Perhaps this explains why so many of us find it a challenge to be thankful. That which was a pleasant and gracious act last year quickly becomes an expected entitlement. That for which I was thankful in the past, I now assume to be my right.
Are we really that fickle? I am. I have been blessed with incredible health, yet I have never appreciated it. I have only taken it for granted. Only when I am ill do I recognize the incredible gift I have been given.
Going back to weather, perhaps this explains the benefit of living through the four seasons. Maeve Binchy wrote in her short story, “Holiday Weather,” describing a rare beautiful day in her Irish countryside, “Thank God we don’t get weather like this all the time. It would not be a green island, and we’d be so used to it we wouldn’t be calling out our thanksgiving to the very heavens as we are today.”
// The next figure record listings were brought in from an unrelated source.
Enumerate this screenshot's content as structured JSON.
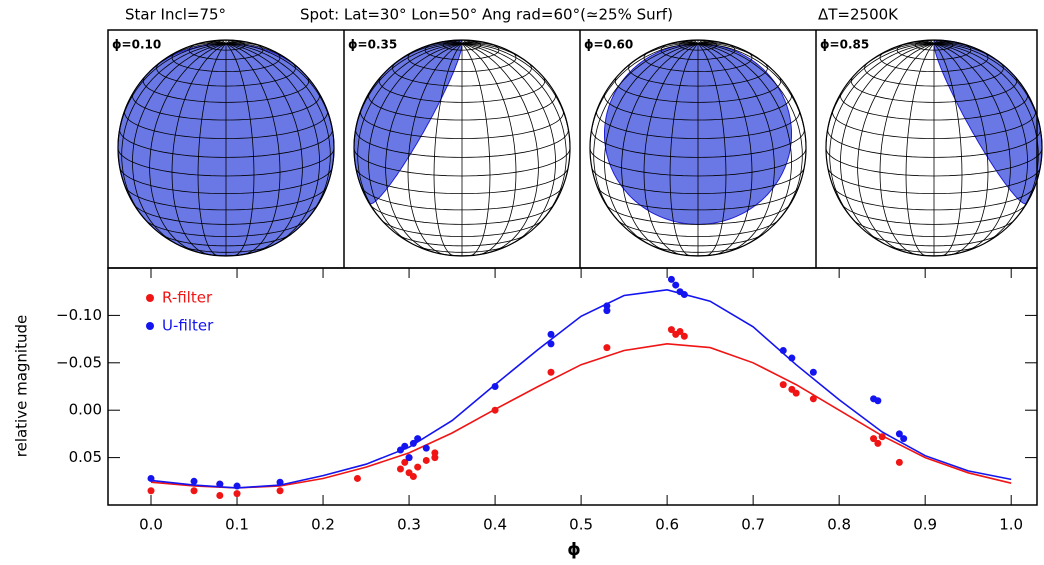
{
  "title_parts": [
    "Star Incl=75°",
    "Spot: Lat=30° Lon=50° Ang rad=60°(≃25% Surf)",
    "ΔT=2500K"
  ],
  "panels": [
    {
      "label": "ϕ=0.10"
    },
    {
      "label": "ϕ=0.35"
    },
    {
      "label": "ϕ=0.60"
    },
    {
      "label": "ϕ=0.85"
    }
  ],
  "chart_data": {
    "type": "scatter",
    "xlabel": "ϕ",
    "ylabel": "relative magnitude",
    "xlim": [
      -0.05,
      1.03
    ],
    "ylim": [
      0.1,
      -0.15
    ],
    "xticks": [
      {
        "value": 0,
        "label": "0.0"
      },
      {
        "value": 0.1,
        "label": "0.1"
      },
      {
        "value": 0.2,
        "label": "0.2"
      },
      {
        "value": 0.3,
        "label": "0.3"
      },
      {
        "value": 0.4,
        "label": "0.4"
      },
      {
        "value": 0.5,
        "label": "0.5"
      },
      {
        "value": 0.6,
        "label": "0.6"
      },
      {
        "value": 0.7,
        "label": "0.7"
      },
      {
        "value": 0.8,
        "label": "0.8"
      },
      {
        "value": 0.9,
        "label": "0.9"
      },
      {
        "value": 1.0,
        "label": "1.0"
      }
    ],
    "yticks": [
      {
        "value": -0.1,
        "label": "−0.10"
      },
      {
        "value": -0.05,
        "label": "−0.05"
      },
      {
        "value": 0,
        "label": "0.00"
      },
      {
        "value": 0.05,
        "label": "0.05"
      }
    ],
    "legend": "upper left",
    "series": [
      {
        "name": "R-filter",
        "color": "#f01414",
        "x": [
          0,
          0.05,
          0.08,
          0.08,
          0.1,
          0.15,
          0.24,
          0.29,
          0.295,
          0.3,
          0.3,
          0.305,
          0.31,
          0.32,
          0.33,
          0.33,
          0.4,
          0.465,
          0.53,
          0.605,
          0.61,
          0.615,
          0.62,
          0.735,
          0.745,
          0.75,
          0.77,
          0.84,
          0.845,
          0.85,
          0.87
        ],
        "values": [
          0.085,
          0.085,
          0.09,
          0.078,
          0.088,
          0.085,
          0.072,
          0.062,
          0.055,
          0.066,
          0.05,
          0.07,
          0.06,
          0.053,
          0.045,
          0.05,
          0.0,
          -0.04,
          -0.066,
          -0.085,
          -0.08,
          -0.083,
          -0.078,
          -0.027,
          -0.022,
          -0.018,
          -0.012,
          0.03,
          0.035,
          0.028,
          0.055
        ]
      },
      {
        "name": "U-filter",
        "color": "#1414f0",
        "x": [
          0,
          0.05,
          0.08,
          0.1,
          0.15,
          0.29,
          0.295,
          0.3,
          0.305,
          0.31,
          0.32,
          0.4,
          0.465,
          0.465,
          0.53,
          0.53,
          0.605,
          0.61,
          0.615,
          0.62,
          0.735,
          0.745,
          0.77,
          0.84,
          0.845,
          0.87,
          0.875
        ],
        "values": [
          0.072,
          0.075,
          0.078,
          0.08,
          0.076,
          0.042,
          0.038,
          0.05,
          0.035,
          0.03,
          0.04,
          -0.025,
          -0.08,
          -0.07,
          -0.11,
          -0.105,
          -0.138,
          -0.132,
          -0.125,
          -0.122,
          -0.063,
          -0.055,
          -0.04,
          -0.012,
          -0.01,
          0.025,
          0.03
        ]
      }
    ],
    "model_x": [
      0,
      0.05,
      0.1,
      0.15,
      0.2,
      0.25,
      0.3,
      0.35,
      0.4,
      0.45,
      0.5,
      0.55,
      0.6,
      0.65,
      0.7,
      0.75,
      0.8,
      0.85,
      0.9,
      0.95,
      1.0
    ],
    "models": [
      {
        "color": "#f01414",
        "values": [
          0.076,
          0.08,
          0.082,
          0.08,
          0.072,
          0.06,
          0.045,
          0.024,
          -0.001,
          -0.025,
          -0.048,
          -0.063,
          -0.07,
          -0.066,
          -0.05,
          -0.027,
          0.0,
          0.027,
          0.05,
          0.066,
          0.077
        ]
      },
      {
        "color": "#1414f0",
        "values": [
          0.074,
          0.079,
          0.082,
          0.079,
          0.069,
          0.057,
          0.039,
          0.011,
          -0.027,
          -0.064,
          -0.099,
          -0.121,
          -0.127,
          -0.115,
          -0.088,
          -0.048,
          -0.011,
          0.023,
          0.048,
          0.064,
          0.073
        ]
      }
    ]
  }
}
On a similar theme, in her novel “Whitethorn Woods” she writes, “If sunsets were universally scarlet and gold, then we wouldn’t value them at all.”
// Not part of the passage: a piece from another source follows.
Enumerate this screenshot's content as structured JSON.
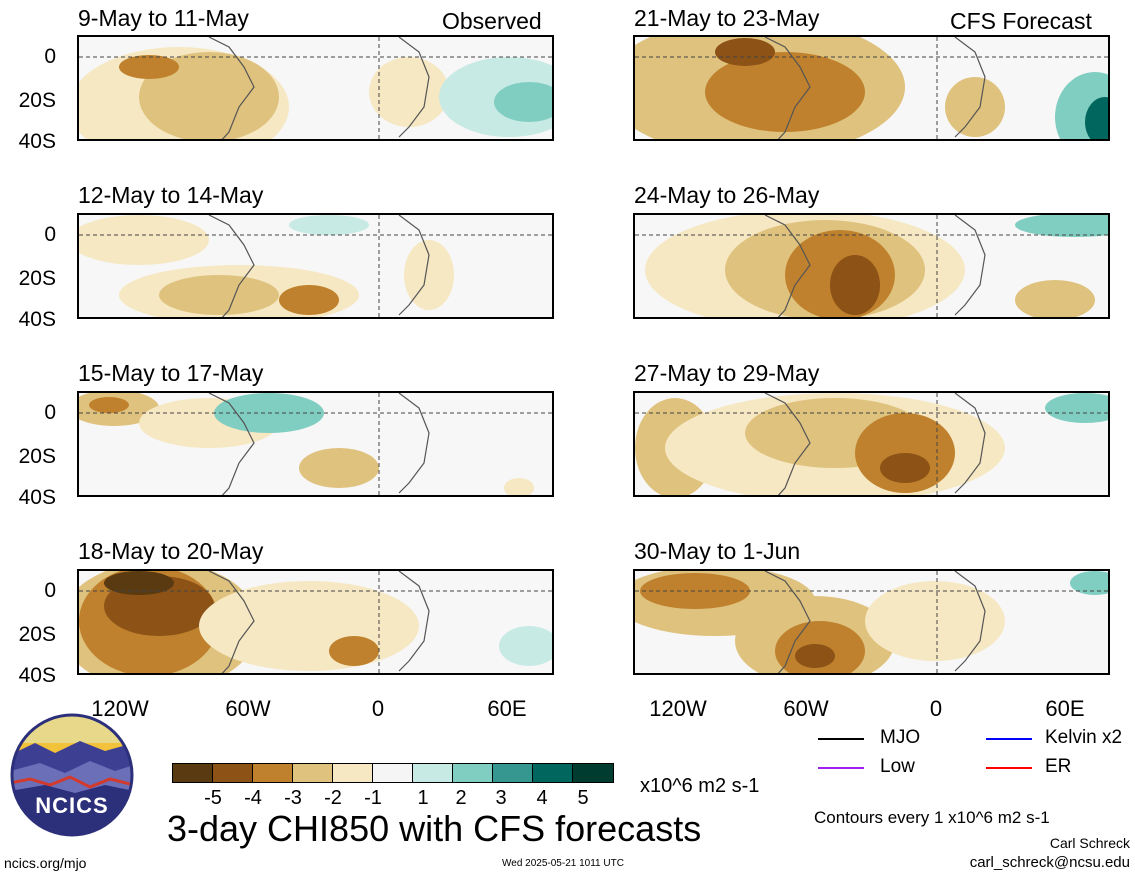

I live in a weather system dominated by clouds and precipitation. It is no accident that many of the experts on seasonal affective disorder live in and around the Mid-Atlantic region. Seattle might have more rainy days, but they also have more sunny hours. As someone once told me, “When you live in the Mid-Atlantic, you will have to teach your children sunshine as an abstract concept.”
It seems that I need the four seasons and the long and cloudy low-pressure systems to help me appreciate the sunshine in my life. If I lived in a sunny climate, I would just complain about the lack of shade. In fact, I live in a highly developed society, and I take those benefits for granted. I work in a pleasant office, and I complain when the air conditioning goes down for an hour.
I paraphrase Maeve Binchy’s words to say: “Thank God we don’t have perfect lives every day. It would not feel special; we would feel personal entitlement. We wouldn’t be calling out our thanksgiving to the very heavens as we are today.”
Today, I will be thankful for my early morning cup of coffee, though I drink it every day. I will be thankful for my wife, though I express it far too seldom. I will be thankful that my car starts, though I don’t understand the mechanics. I will be thankful that the traffic was light and that my drive to work included no stop lights. I will be thankful for a choice among prime parking spaces. I will be thankful that I have an umbrella. I will be thankful for work responsibilities that are predictable and manageable, though sometimes they become routine. I will be thankful that I feel better than I did last summer. I will be especially thankful if I don’t need the umbrella. And if it is rainy, I will start complaining all over again.
I admit it. I am one unthankful brute. Where’s the food?